To begin with the latter issue it can be observed that the primary function of shipwreck in the plays is not to cause death and destruction, but to separate main characters, as many observers have stated.[i]
A fatal outcome is very much the exception. Of course, there is the sinking of Antigonus’s ship off the coast of Bohemia in The Winter’s Tale, which prevents any news about Perdita reaching Sicily. And there is the destruction of the Turkish fleet in Othello. All other shipwreck victims not only survive, but stay unharmed.
It has been observed that the plots of Shakespeare’s plays are basically fuelled by separation or by conflict. Any plot has to involve characters in whom the audience is in some way interested. This can be achieved by changing the conditions or relationships in which characters are presented. The goal is that the ‘audience, or reader, wishes … to see [the situation to be] changed, or to remain unchanged’.[ii]
In the plays involving shipwreck, we have to wait for the protagonists to be reunited. Usually, any reunion will not happen directly or easily, but only after some ‘swerving’. In any case, the shipwreck will foreground or create relations between people and situate them in space.[iii]
Now to the first part of the question: one must be able to afford to be shipwrecked in the first place. All the farmers and shepherds we meet where they live. But if we list all the persons shipwrecked (or captured by pirates) in the plays, we get an impressive line-up, which gives sea travel and shipwreck quite an upper-class tinge and allure (like reading aristocracy reports in the tabloids):
- the king of Naples and his entourage
- Hamlet, prince of Denmark
- Pericles, a prince of Tyros
- Margaret, a princess
- Othello, a general
- Viola, a lady, daughter of Sebastian of Messaline (a merchant? an aristocrat? … certainly rich)
- Egeon, a merchant of Syracuse (probably rich) and his family
- Antonio, a rich merchant in Venice (doesn’t travel himself, but sends his ships)
- Antigonus, a courtier
The leading characters of the play, which are separated by shipwreck, certainly are upper-class. The sailors and ship crews, for whom storms and shipwrecks are part of the occupational hazard, are rather treated as by-catch and hardly ever mentioned. Only in The Tempest is care taken to stow them safely below the hatches, and in Twelfth Night they provide the ‘minor characters’ of the mariners helpful to both Viola and Sebastian.

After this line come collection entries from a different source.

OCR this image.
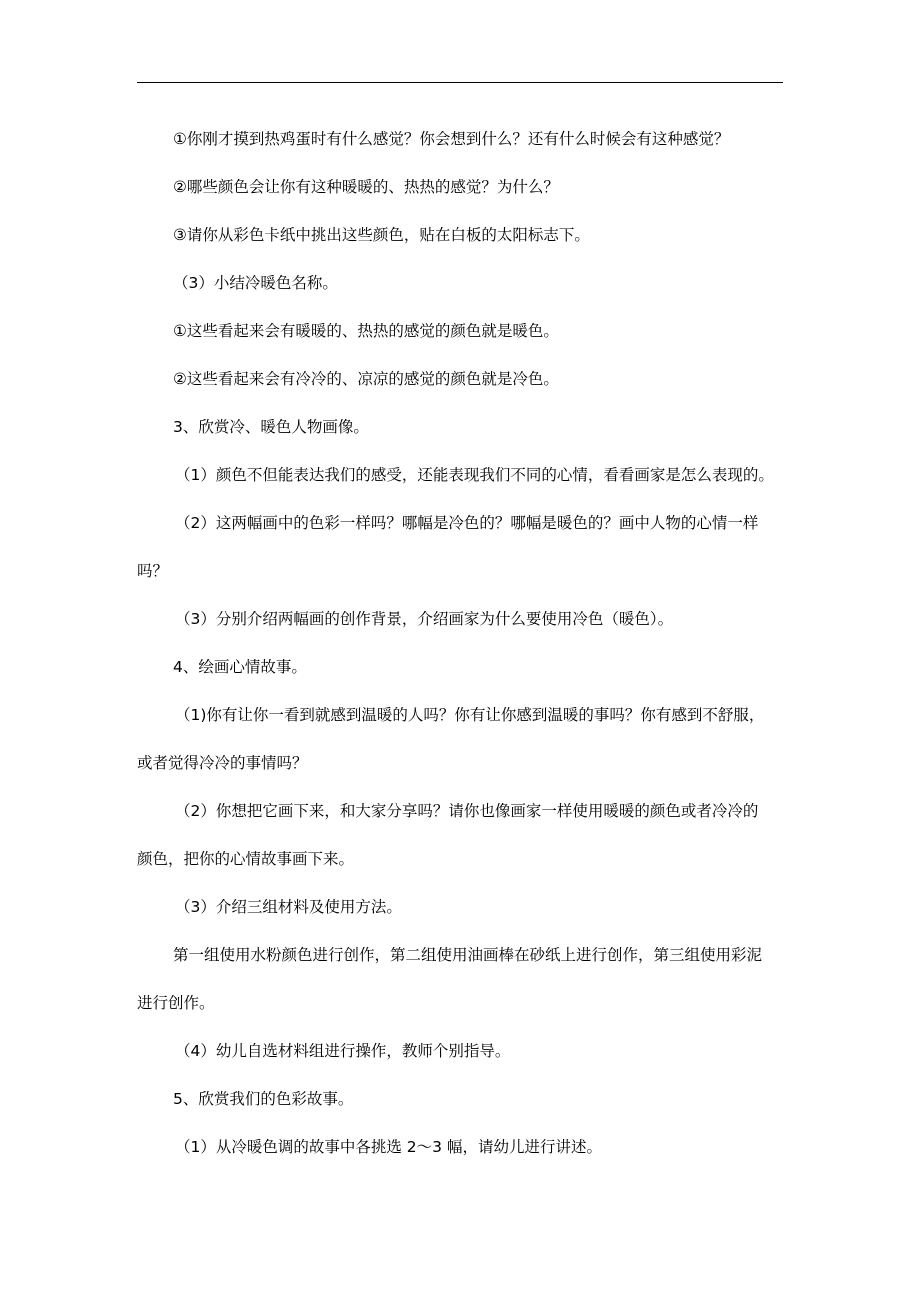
①你刚才摸到热鸡蛋时有什么感觉？你会想到什么？还有什么时候会有这种感觉？
②哪些颜色会让你有这种暖暖的、热热的感觉？为什么？
③请你从彩色卡纸中挑出这些颜色，贴在白板的太阳标志下。
（3）小结冷暖色名称。
①这些看起来会有暖暖的、热热的感觉的颜色就是暖色。
②这些看起来会有冷冷的、凉凉的感觉的颜色就是冷色。
3、欣赏冷、暖色人物画像。
（1）颜色不但能表达我们的感受，还能表现我们不同的心情，看看画家是怎么表现的。
（2）这两幅画中的色彩一样吗？哪幅是冷色的？哪幅是暖色的？画中人物的心情一样
吗？
（3）分别介绍两幅画的创作背景，介绍画家为什么要使用冷色（暖色）。
4、绘画心情故事。
（1)你有让你一看到就感到温暖的人吗？你有让你感到温暖的事吗？你有感到不舒服，
或者觉得冷冷的事情吗？
（2）你想把它画下来，和大家分享吗？请你也像画家一样使用暖暖的颜色或者冷冷的
颜色，把你的心情故事画下来。
（3）介绍三组材料及使用方法。
第一组使用水粉颜色进行创作，第二组使用油画棒在砂纸上进行创作，第三组使用彩泥
进行创作。
（4）幼儿自选材料组进行操作，教师个别指导。
5、欣赏我们的色彩故事。
（1）从冷暖色调的故事中各挑选 2～3 幅，请幼儿进行讲述。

[i] Morrison, 2014, Shipwrecked, p. 35;
Stafford, 1966, ‘Shakespeare’s Use of the Sea’, p. 49;
Jones, 2015, Shakespeare’s Storms, p. 2;
Schalkwyck, 2019, ‘Storms and Drops, Bonds and Chains’, p. 67.
Snider, 1874, ‘Shakespeare’s “Tempest” ’, p. 198: shipwreck is ‘an artifice of the poet for scattering, or possibly uniting, his characters in an external manner’.
[ii] Williams, 1951, ‘Shakespeare’s Basic Plot Situation’, p. 314. Williams identifies ‘unnatural division’ as the driver of the plot in the comedies and lists following examples:
- ‘the unnatural resolve of the men in Love’s Labour’s Lost to separate themselves from womankind;
- the abnormal, if accidental, separation of twin brothers in The Comedy of Errors;
- the unnatural and abnormal separations of husbands and wives in All’s Well that Ends Well, Cymbeline, and The Winter’s Tale;
- the abnormal enmity of brothers, and the physical banishment of three of them, in As You Like it and The Tempest …
Only The Merry Wives of Windsor and The Merchant of Venice do not conform to the pattern.’ Williams provides a similar listing for the tragedies.
[iii] Habermann, 2012, ‘ “I Shall Have Share of This Most Happy Wreck” ’, p. 59.